Thapsigargin inhibits a potassium conductance and stimulates calcium influx in the intact rat lens.

1. An increase in lens cell calcium has long been associated with cortical cataract. Recently, it has been shown that thapsigargin induces a rise in lens cell calcium by release from endoplasmic reticulum stores. The effects of this rise on the optical and membrane characteristics of the lens were studied in the isolated rat lens. 2. The electrical characteristics of the isolated, perifused rat lens were measured using a two-internal microelectrode technique that permits measurement of plasma membrane conductance (Gm), membrane potential (Vm) and junctional conductance in the intact lens. 3. Thapsigargin (1 microM) induced a rapid overall depolarization of Vm that was accompanied by first a decrease and then an increase in Gm. 4. Replacing external Na+ with tetraethylammonium (TEA) abolished the decrease in Gm. However, a transient increase phase was still observed. 5. The changes in conductance were further characterized by measuring 22Na+ and 45Ca2+ influxes into the isolated lens. Thapsigargin (1 microM) induced a transient increase in 45Ca2+, but did not affect Na+ influx. 6. The Ca2+ channel blocker La3+ (10 microM) totally inhibited the thapsigargin-induced Ca2+ influx.
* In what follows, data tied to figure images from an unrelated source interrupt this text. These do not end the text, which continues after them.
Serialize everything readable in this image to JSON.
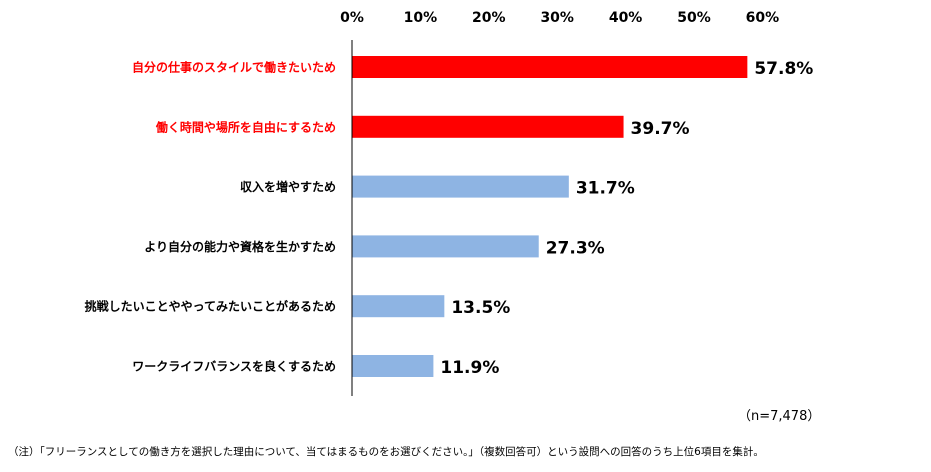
{
  "chart_data": {
    "type": "bar",
    "orientation": "horizontal",
    "categories": [
      "自分の仕事のスタイルで働きたいため",
      "働く時間や場所を自由にするため",
      "収入を増やすため",
      "より自分の能力や資格を生かすため",
      "挑戦したいことややってみたいことがあるため",
      "ワークライフバランスを良くするため"
    ],
    "values": [
      57.8,
      39.7,
      31.7,
      27.3,
      13.5,
      11.9
    ],
    "value_labels": [
      "57.8%",
      "39.7%",
      "31.7%",
      "27.3%",
      "13.5%",
      "11.9%"
    ],
    "highlight": [
      true,
      true,
      false,
      false,
      false,
      false
    ],
    "xlim": [
      0,
      60
    ],
    "xticks": [
      "0%",
      "10%",
      "20%",
      "30%",
      "40%",
      "50%",
      "60%"
    ],
    "x_axis_position": "top",
    "grid": false,
    "colors": {
      "highlight_bar": "#ff0000",
      "normal_bar": "#8eb4e3",
      "highlight_label": "#ff0000",
      "normal_label": "#000000",
      "axis": "#000000"
    }
  },
  "notes": {
    "sample_size": "（n=7,478）",
    "footnote": "（注）「フリーランスとしての働き方を選択した理由について、当てはまるものをお選びください。」（複数回答可）という設問への回答のうち上位6項目を集計。"
  }
}
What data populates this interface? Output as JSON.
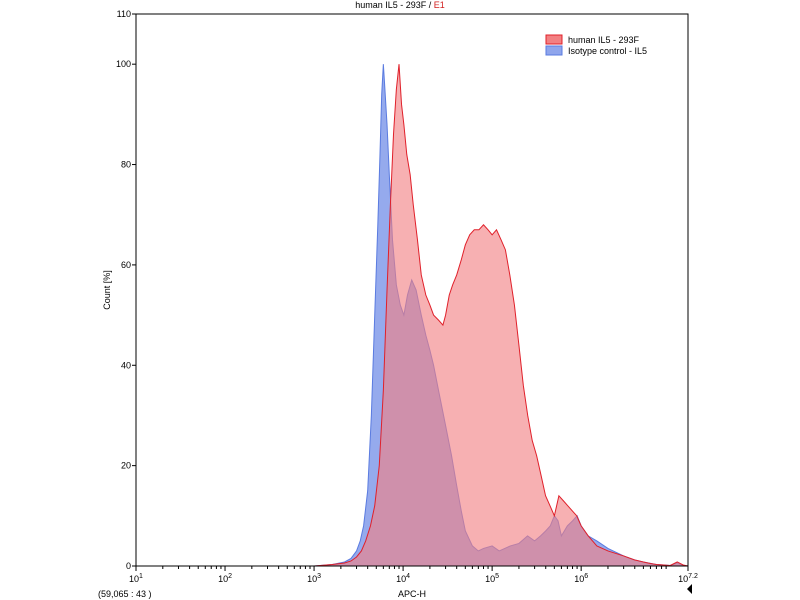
{
  "chart_data": {
    "type": "area",
    "title_main": "human IL5 - 293F / ",
    "title_gate": "E1",
    "xlabel": "APC-H",
    "ylabel": "Count [%]",
    "x_scale": "log",
    "xlim": [
      10,
      15848932
    ],
    "ylim": [
      0,
      110
    ],
    "yticks": [
      0,
      20,
      40,
      60,
      80,
      100,
      110
    ],
    "xticks": [
      {
        "value": 10,
        "base": "10",
        "exp": "1"
      },
      {
        "value": 100,
        "base": "10",
        "exp": "2"
      },
      {
        "value": 1000,
        "base": "10",
        "exp": "3"
      },
      {
        "value": 10000,
        "base": "10",
        "exp": "4"
      },
      {
        "value": 100000,
        "base": "10",
        "exp": "5"
      },
      {
        "value": 1000000,
        "base": "10",
        "exp": "6"
      },
      {
        "value": 15848932,
        "base": "10",
        "exp": "7.2"
      }
    ],
    "cursor_readout": "(59,065 : 43 )",
    "legend_position": "top-right",
    "grid": false,
    "series": [
      {
        "name": "Isotype control - IL5",
        "fill": "#8fa5ec",
        "stroke": "#5a7be0",
        "x": [
          100,
          1000,
          1600,
          2200,
          2600,
          3000,
          3300,
          3600,
          4000,
          4400,
          4800,
          5200,
          5500,
          5750,
          6000,
          6200,
          6600,
          7000,
          7600,
          8400,
          9300,
          10200,
          11200,
          12500,
          14000,
          16000,
          18000,
          20000,
          22000,
          25000,
          30000,
          35000,
          40000,
          45000,
          50000,
          60000,
          70000,
          80000,
          100000,
          120000,
          160000,
          200000,
          250000,
          300000,
          350000,
          400000,
          450000,
          500000,
          550000,
          600000,
          700000,
          800000,
          900000,
          1000000,
          1200000,
          1500000,
          2000000,
          3000000,
          4000000,
          5000000,
          7000000,
          8500000,
          10000000,
          12000000,
          14000000,
          15848932
        ],
        "y": [
          0,
          0,
          0.3,
          0.8,
          1.5,
          3,
          5,
          8,
          15,
          30,
          50,
          68,
          82,
          94,
          100,
          96,
          88,
          78,
          65,
          56,
          52,
          50,
          54,
          57,
          55,
          50,
          46,
          43,
          40,
          35,
          28,
          22,
          16,
          11,
          7,
          4,
          3,
          3.5,
          4,
          3,
          4,
          4.5,
          6,
          5,
          6,
          7,
          8,
          10,
          9,
          6,
          8,
          9,
          10,
          8,
          6,
          5,
          3.5,
          2,
          1.2,
          0.8,
          0.3,
          0.2,
          0.1,
          0.6,
          0.1,
          0
        ]
      },
      {
        "name": "human IL5 - 293F",
        "fill": "#f28082",
        "stroke": "#e0202a",
        "x": [
          100,
          1000,
          1600,
          2200,
          2600,
          3000,
          3400,
          3800,
          4300,
          4800,
          5400,
          6000,
          6600,
          7200,
          7800,
          8400,
          9000,
          9600,
          10200,
          11000,
          12000,
          13000,
          14500,
          16000,
          18000,
          20000,
          22000,
          25000,
          28000,
          30000,
          33000,
          36000,
          40000,
          45000,
          50000,
          56000,
          63000,
          71000,
          80000,
          90000,
          100000,
          112000,
          126000,
          141000,
          158000,
          178000,
          200000,
          224000,
          251000,
          282000,
          316000,
          355000,
          398000,
          447000,
          500000,
          562000,
          631000,
          708000,
          794000,
          891000,
          1000000,
          1200000,
          1500000,
          2000000,
          3000000,
          4000000,
          5000000,
          6000000,
          7000000,
          8500000,
          10000000,
          12000000,
          14000000,
          15848932
        ],
        "y": [
          0,
          0,
          0.3,
          0.6,
          1,
          1.8,
          3,
          5,
          8,
          12,
          20,
          35,
          55,
          72,
          86,
          95,
          100,
          92,
          88,
          82,
          78,
          72,
          65,
          58,
          54,
          52,
          50,
          49,
          48,
          50,
          54,
          56,
          58,
          61,
          64,
          66,
          67,
          67,
          68,
          67,
          66,
          67,
          65,
          63,
          58,
          52,
          44,
          36,
          30,
          25,
          22,
          18,
          14,
          12,
          10,
          14,
          13,
          12,
          11,
          10,
          8,
          6,
          4,
          3,
          2,
          1.2,
          0.8,
          0.5,
          0.3,
          0.2,
          0.1,
          0.8,
          0.2,
          0
        ]
      }
    ]
  }
}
It also blocked the increase in Gm observed in control and in Na+-free-TEA medium. In the absence of external calcium, thapsigargin induced a small depolarization in Vm. 7. These data indicate that thapsigargin induces both a decrease in K+ conductance and an increase in Ca2+ conductance. These probably result from release of stored Ca2+ and subsequent activation of store-operated Ca2+ channels (capacitative Ca2+ entry). 8. Thapsigargin application over the time course of these experiments (24 h) had no effect on junctional conductance or on the transparency of the lens.